NBC Universal is reportedly singing a different tune when sending out warnings directly to file sharers subscribing to ISPs not participating in the Copyright Alert System.
NBC Universal is one of the many copyright holders involved in the just-launched "six strikes" plan set out to educate alleged pirates. ISPs involved include AT&T, Verizon, Comcast, Time Warner and a few others. Typically these ISPs dish out a number of warnings before downloaders are swatted on the hand and the six strikes revert back to zero.
But outside the supporting CAS group, NBC Universal is threatening substantial monetary damages, criminal prosecution and Internet disconnection. TorrentFreak has received several notices issued by the company to BitTorrent users alleged of downloading copyrighted content. These notices are a 180-degree turn from the friendly educational notices offered by CAS participants, immediately opening communication with the downloader by warning of "serious legal and other consequences".
"The illegal downloading and distribution of copyrighted works are serious offenses that carry with them the risk of substantial monetary damages and, in some cases, criminal prosecution," the letter states. "Copyright infringement also violates your Internet Service Provider’s terms of service and could lead to limitation or suspension of your Internet service."
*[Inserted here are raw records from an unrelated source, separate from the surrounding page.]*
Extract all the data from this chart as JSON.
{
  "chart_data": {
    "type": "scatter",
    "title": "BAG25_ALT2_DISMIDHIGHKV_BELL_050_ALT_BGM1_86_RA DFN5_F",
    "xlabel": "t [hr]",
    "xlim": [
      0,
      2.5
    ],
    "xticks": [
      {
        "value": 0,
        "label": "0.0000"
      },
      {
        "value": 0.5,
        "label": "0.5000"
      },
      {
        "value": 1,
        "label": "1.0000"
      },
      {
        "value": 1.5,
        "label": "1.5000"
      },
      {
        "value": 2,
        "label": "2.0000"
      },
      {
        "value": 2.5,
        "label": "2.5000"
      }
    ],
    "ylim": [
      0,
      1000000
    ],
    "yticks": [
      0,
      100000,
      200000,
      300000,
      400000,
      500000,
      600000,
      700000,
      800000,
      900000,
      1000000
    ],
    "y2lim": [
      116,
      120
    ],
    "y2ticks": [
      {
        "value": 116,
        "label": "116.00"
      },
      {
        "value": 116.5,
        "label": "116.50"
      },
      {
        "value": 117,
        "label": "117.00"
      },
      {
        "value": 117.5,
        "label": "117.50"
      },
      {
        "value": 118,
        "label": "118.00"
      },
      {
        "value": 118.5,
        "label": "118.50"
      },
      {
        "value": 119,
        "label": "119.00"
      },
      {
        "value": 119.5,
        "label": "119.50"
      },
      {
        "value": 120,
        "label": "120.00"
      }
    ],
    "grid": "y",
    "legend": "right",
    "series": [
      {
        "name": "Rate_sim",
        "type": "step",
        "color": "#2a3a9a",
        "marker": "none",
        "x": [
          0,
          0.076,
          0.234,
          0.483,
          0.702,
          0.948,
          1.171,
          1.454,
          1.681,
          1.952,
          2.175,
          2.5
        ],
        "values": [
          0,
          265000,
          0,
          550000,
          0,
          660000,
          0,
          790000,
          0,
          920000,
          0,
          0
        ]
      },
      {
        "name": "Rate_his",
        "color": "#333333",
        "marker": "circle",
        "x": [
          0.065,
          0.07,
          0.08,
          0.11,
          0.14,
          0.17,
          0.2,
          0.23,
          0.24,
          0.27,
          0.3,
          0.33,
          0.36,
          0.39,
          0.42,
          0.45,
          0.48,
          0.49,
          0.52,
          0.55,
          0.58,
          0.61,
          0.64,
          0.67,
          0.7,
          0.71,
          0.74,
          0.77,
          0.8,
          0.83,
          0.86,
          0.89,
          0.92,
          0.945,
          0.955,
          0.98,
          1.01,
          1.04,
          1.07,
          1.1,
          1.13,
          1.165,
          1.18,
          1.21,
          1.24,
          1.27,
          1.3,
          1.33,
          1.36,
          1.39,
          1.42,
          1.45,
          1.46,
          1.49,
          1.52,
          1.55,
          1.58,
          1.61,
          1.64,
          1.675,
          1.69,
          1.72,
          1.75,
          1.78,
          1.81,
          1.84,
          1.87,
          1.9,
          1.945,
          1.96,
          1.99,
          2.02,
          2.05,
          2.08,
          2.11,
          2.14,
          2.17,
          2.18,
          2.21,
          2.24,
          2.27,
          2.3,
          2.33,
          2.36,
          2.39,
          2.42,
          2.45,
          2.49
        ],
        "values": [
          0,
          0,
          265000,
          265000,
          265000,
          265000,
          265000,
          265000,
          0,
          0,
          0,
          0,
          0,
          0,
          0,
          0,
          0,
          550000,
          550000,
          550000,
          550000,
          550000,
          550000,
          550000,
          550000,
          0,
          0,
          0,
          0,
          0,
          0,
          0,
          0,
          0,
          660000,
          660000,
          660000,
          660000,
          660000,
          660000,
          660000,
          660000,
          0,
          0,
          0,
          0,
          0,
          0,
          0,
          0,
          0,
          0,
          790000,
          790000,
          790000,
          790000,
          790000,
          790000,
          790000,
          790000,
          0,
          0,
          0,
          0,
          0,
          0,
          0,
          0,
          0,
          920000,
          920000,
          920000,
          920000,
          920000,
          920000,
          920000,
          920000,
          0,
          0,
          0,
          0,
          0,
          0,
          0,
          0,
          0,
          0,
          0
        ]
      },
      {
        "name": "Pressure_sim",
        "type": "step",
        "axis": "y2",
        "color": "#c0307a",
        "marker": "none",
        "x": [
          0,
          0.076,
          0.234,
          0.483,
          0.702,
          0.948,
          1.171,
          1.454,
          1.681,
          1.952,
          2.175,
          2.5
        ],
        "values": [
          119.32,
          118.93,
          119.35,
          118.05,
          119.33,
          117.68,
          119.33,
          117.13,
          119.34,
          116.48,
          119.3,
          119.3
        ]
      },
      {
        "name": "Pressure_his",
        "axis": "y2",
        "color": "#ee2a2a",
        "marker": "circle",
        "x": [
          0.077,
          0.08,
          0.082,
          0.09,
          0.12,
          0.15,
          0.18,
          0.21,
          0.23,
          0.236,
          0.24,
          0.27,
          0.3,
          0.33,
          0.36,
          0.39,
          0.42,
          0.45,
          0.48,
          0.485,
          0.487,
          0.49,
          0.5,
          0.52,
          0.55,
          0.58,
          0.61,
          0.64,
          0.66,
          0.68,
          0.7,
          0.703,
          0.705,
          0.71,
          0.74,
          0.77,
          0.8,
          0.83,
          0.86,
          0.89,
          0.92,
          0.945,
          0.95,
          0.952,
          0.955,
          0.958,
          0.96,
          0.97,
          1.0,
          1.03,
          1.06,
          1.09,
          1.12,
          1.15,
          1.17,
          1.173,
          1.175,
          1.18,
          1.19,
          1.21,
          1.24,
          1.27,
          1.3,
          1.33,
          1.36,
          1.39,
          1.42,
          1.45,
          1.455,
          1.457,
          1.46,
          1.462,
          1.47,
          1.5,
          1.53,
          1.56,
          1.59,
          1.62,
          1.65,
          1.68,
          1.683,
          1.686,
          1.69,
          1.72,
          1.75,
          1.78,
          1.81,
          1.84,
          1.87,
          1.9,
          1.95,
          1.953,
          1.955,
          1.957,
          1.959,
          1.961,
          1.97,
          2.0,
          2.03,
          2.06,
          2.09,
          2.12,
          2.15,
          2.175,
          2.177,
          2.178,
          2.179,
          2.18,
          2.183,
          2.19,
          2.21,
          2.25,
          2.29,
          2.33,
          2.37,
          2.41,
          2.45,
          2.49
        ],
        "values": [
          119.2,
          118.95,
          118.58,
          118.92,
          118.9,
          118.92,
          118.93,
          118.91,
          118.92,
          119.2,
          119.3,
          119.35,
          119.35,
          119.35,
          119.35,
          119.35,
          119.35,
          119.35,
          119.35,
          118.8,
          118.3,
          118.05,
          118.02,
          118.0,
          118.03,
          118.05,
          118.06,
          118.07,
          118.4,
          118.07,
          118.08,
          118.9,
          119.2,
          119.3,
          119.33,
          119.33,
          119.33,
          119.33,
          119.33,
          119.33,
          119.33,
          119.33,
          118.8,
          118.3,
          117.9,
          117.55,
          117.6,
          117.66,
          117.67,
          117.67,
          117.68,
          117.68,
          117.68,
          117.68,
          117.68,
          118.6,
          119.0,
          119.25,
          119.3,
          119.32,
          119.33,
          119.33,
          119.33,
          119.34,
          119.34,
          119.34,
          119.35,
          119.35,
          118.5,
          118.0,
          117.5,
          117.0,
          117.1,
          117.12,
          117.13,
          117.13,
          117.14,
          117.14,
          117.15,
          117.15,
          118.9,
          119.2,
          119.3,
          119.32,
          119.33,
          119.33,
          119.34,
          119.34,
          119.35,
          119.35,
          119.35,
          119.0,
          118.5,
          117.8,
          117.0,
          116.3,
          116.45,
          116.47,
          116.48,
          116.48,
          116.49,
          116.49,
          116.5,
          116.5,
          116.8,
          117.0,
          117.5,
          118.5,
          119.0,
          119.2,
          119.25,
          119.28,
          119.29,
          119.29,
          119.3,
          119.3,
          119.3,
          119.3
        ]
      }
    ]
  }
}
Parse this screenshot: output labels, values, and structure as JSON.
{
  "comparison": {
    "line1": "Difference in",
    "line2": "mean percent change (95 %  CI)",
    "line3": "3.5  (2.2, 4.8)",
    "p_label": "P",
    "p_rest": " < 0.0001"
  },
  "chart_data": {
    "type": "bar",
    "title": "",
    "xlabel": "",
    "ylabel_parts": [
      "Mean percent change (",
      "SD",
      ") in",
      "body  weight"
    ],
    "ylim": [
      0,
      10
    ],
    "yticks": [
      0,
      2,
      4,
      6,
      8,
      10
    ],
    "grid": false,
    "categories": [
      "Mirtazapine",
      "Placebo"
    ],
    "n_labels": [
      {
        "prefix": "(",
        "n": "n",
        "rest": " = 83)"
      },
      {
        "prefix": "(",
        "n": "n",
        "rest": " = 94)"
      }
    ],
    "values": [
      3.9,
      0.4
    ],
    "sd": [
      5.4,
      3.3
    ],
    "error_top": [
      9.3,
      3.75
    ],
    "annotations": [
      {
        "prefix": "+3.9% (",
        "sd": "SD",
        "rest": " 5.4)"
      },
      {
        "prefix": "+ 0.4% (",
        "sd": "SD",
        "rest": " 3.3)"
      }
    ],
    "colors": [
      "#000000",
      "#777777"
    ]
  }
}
As the site points out, consumers residing under the CAS wing are treated differently than those subscribing to ISPs that are not participating in the program. Eventually the former group will face "mitigation" measures, but now there's a question as to which approach will be more effective in curbing piracy.
The NBC Universal notice provides two ways the alleged pirate can change his/her ways before the company's legal hounds start biting: stop downloading or uploading any film or TV shows owned or distributed by NBC Universal without authorization, and permanently delete from all computers all unauthorized copies that may have already been made of these movies and TV shows.
"You should take immediate action to prevent your Internet account from being used for illegal activities," the company states.